A few notes regarding Paul's post. First, I'm under the impression that the Athenian font still costs money. It is now usually found in the "Greek Keys" package, as one of a group of (presumably unicode) Greek fonts. I know it is what the Perseus Project uses for its Greek documents, but even these documents are not freely distributable. I guess I really want a Greek font that can be used for typing and one that could print, even from the Newton (and NewtGreek prints just fine, last I checked!). Unicode might make printing impossible, I'd think. As Michael points out, it might just not be worth the extra effort (especially considering the Newton platform isn't exactly expanding rapidly). Also, I've got a lot of other projects going right now, and don't know if I could find the time to totally redesign the font (that's the real problem). But, I'll definitely keep your offer in mind (for designing an input method).
>>What you have
to decide is basically this: do you want a font that has the greek
characters in the proper Unicode position, or do you want a font that
has the greek characters in the "Symbol" position (i.e., in the Pi
instead of P)? While the Unicode position is more satisfying, and
that's probably where the greek Mac fonts have it stored, the "Symbol"

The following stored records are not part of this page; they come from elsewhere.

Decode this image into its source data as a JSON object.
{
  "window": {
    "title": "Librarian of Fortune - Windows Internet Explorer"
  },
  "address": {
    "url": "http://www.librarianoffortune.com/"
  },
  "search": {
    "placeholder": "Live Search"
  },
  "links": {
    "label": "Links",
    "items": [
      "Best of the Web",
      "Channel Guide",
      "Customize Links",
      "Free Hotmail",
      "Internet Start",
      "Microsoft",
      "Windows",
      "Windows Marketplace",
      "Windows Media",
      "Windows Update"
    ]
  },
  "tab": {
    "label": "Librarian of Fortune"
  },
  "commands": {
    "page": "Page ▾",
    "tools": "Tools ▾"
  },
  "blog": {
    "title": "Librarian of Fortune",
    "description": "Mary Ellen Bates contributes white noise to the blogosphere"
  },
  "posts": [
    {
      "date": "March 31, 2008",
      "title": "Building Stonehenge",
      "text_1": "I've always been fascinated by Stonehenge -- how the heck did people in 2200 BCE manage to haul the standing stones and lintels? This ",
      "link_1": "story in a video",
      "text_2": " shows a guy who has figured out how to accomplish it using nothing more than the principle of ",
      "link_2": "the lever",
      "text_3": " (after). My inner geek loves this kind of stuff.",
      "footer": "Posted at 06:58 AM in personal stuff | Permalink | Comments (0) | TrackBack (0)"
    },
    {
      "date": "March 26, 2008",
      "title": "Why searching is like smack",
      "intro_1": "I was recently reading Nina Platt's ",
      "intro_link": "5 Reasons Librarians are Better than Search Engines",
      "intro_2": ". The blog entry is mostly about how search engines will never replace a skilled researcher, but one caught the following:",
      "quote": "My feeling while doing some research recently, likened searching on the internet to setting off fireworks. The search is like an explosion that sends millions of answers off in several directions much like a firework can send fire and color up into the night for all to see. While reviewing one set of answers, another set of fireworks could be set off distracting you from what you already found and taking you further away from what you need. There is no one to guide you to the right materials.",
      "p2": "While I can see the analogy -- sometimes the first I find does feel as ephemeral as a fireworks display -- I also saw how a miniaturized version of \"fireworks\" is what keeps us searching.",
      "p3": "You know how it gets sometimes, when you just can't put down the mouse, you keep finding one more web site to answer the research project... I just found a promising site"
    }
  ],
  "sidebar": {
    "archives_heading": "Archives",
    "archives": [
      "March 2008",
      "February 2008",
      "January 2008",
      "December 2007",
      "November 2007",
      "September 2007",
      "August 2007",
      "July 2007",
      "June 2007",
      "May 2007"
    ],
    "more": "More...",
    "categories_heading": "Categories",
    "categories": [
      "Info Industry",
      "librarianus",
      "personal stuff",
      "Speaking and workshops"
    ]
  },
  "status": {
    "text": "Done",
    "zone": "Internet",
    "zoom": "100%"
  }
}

position may be more useful because you'll be able to easily enter text
using the keyboard and the handwriting recognition (to get a "Pi"
displayed, choose your "greek font", then write a "P" on the screen). <<
Yes, Sean, I do think the "Symbol" positioning is more useful, especially in the case of the Newton with handwriting possibilities. Symbol, as a font, doesn't provide much for writing real Greek text (no accent or breathing marks, incomplete Greek punctuation, lacks certain common characters such as final sigmas, etc.), plus making Greek words out of symbol doesn't look particularly great. I'm pretty sure Symbol was meant more for mathematics than for writing in Greek (as I'm sure you're already aware).
>>But that's not
the IDEA of a font. A font just displays glyphs in a particular
fashion -- but the glyphs are supposed to be the same. Times should
have greek letters in it. Helvetica should be able to display hebrew.
Instead you need a "Greek" font and a "Hebrew" font. <<
I'm not sure I understand this point you made. Even if Times has Greek letters in it, somebody still has to create them, right? (On that note, what would a Times or Helvetica Greek font even *look* like? I mean it's a Roman character font, not a Greek or Hebrew font. Beyond maybe assigning character metrics and spacing, you'd still have to design what the characters look like, whether you're using unicode or not, right?) I guess I still don't see what the great disadvantage of having a separate "Greek" font is from having a "Greek set" in unicode. Sorry if I've missed the obvious (it does happen frequently), but I'll reread what you and the others wrote again (there was quite a bit).
At any rate, many thanks to all of you again. From what you all wrote, it seems there may be some definite advantages, especially in the case of the Newton, to stay away from unicode (printing, handwriting, keyboard layout). But, NewtGreek preview is just about ready to go, and should be ready later this week or this upcoming weekend.